Most cultivated cotton (Gossypium hirsutum L.) varieties have two types of seed fibers: short fuzz fiber strongly adhered to the seed coat, and long lint fiber used in the textile industry. The Ligon lintless-2 (Li-2) cotton mutant has a normal vegetative phenotype but produces very short lint fiber on the seeds. The Li-2 mutation is controlled by a single dominant gene. We discovered a large structural rearrangement at the end of chromosome D13 in the Li-2 mutant based on whole-genome sequencing and genetic mapping of segregating populations.
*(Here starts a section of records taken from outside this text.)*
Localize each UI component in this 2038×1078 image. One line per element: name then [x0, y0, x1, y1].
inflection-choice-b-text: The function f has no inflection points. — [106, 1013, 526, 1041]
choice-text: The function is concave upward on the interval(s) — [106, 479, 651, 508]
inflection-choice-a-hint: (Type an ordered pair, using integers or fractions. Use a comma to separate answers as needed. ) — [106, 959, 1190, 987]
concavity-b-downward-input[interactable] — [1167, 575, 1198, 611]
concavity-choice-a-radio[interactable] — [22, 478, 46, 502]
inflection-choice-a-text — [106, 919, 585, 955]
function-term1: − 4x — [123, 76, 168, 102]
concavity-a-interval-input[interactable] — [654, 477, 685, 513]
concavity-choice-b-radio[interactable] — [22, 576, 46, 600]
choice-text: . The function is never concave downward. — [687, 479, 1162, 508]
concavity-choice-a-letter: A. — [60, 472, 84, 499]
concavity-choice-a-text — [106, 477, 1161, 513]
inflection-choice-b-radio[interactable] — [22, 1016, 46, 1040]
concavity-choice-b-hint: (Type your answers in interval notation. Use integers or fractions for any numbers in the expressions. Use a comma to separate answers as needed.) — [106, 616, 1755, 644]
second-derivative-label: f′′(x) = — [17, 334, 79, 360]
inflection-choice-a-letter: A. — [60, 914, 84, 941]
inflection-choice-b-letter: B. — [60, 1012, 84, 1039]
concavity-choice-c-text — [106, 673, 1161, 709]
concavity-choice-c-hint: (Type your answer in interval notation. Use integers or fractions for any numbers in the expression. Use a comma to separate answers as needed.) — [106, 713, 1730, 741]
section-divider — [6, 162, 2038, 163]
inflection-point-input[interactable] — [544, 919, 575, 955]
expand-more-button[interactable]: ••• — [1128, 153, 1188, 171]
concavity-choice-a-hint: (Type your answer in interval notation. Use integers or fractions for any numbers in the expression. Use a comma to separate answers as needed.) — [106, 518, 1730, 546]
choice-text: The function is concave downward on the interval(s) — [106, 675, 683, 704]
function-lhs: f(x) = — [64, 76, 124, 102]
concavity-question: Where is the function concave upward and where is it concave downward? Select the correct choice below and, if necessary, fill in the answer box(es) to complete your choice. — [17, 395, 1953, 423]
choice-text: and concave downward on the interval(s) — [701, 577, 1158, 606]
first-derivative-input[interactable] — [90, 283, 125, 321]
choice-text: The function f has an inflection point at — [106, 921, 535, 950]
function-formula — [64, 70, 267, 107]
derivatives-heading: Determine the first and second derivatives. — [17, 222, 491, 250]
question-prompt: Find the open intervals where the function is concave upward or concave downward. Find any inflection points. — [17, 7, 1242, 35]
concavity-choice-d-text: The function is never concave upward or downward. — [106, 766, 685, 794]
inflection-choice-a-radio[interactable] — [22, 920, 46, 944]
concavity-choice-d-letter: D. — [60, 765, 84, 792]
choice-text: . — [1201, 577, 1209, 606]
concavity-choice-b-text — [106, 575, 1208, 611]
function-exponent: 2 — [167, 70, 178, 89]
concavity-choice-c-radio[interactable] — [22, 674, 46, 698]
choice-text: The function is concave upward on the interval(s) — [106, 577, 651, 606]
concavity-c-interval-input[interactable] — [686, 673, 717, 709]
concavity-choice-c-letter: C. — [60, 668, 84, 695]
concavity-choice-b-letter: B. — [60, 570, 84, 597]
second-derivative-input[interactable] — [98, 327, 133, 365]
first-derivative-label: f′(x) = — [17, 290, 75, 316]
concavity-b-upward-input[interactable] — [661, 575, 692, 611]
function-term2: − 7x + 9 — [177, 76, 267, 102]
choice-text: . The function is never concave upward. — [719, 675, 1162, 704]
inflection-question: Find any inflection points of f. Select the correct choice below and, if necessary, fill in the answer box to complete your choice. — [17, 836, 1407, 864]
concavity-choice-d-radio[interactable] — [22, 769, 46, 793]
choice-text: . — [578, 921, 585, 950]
The rearrangement contains a 177-kb deletion and a 221-kb duplication positioned as a tandem inverted repeat. The gene Gh_D13G2437 is located at the junction of the inverted repeat in the duplicated region. During transcription such structure spontaneously forms self-complementary hairpin RNA of Gh_D13G2437 followed by production of small interfering RNA (siRNA). Gh_D13G2437 encodes a Ran-Binding Protein 1 (RanBP1) that preferentially expresses during cotton fiber elongation. The abundance of siRNA produced from Gh_D13G2437 reciprocally corresponds with the abundance of highly homologous (68%-98% amino acid sequence identity) RanBP1 family transcripts during fiber elongation, resulting in a shorter fiber phenotype in the Li-2. Overexpression of Gh_D13G2437 in the Li-2 mutant recovered the long lint fiber phenotype. Taken together, our findings revealed that siRNA-induced silencing of a family of RanBP1s inhibit elongation of cotton fiber cells in the Li-2 mutant. A deletion/duplication in the Ligon lintless-2 locus induces siRNAs from self-complementary transcripts of Ran Binding Protein 1 that inhibit cotton fiber cell elongation.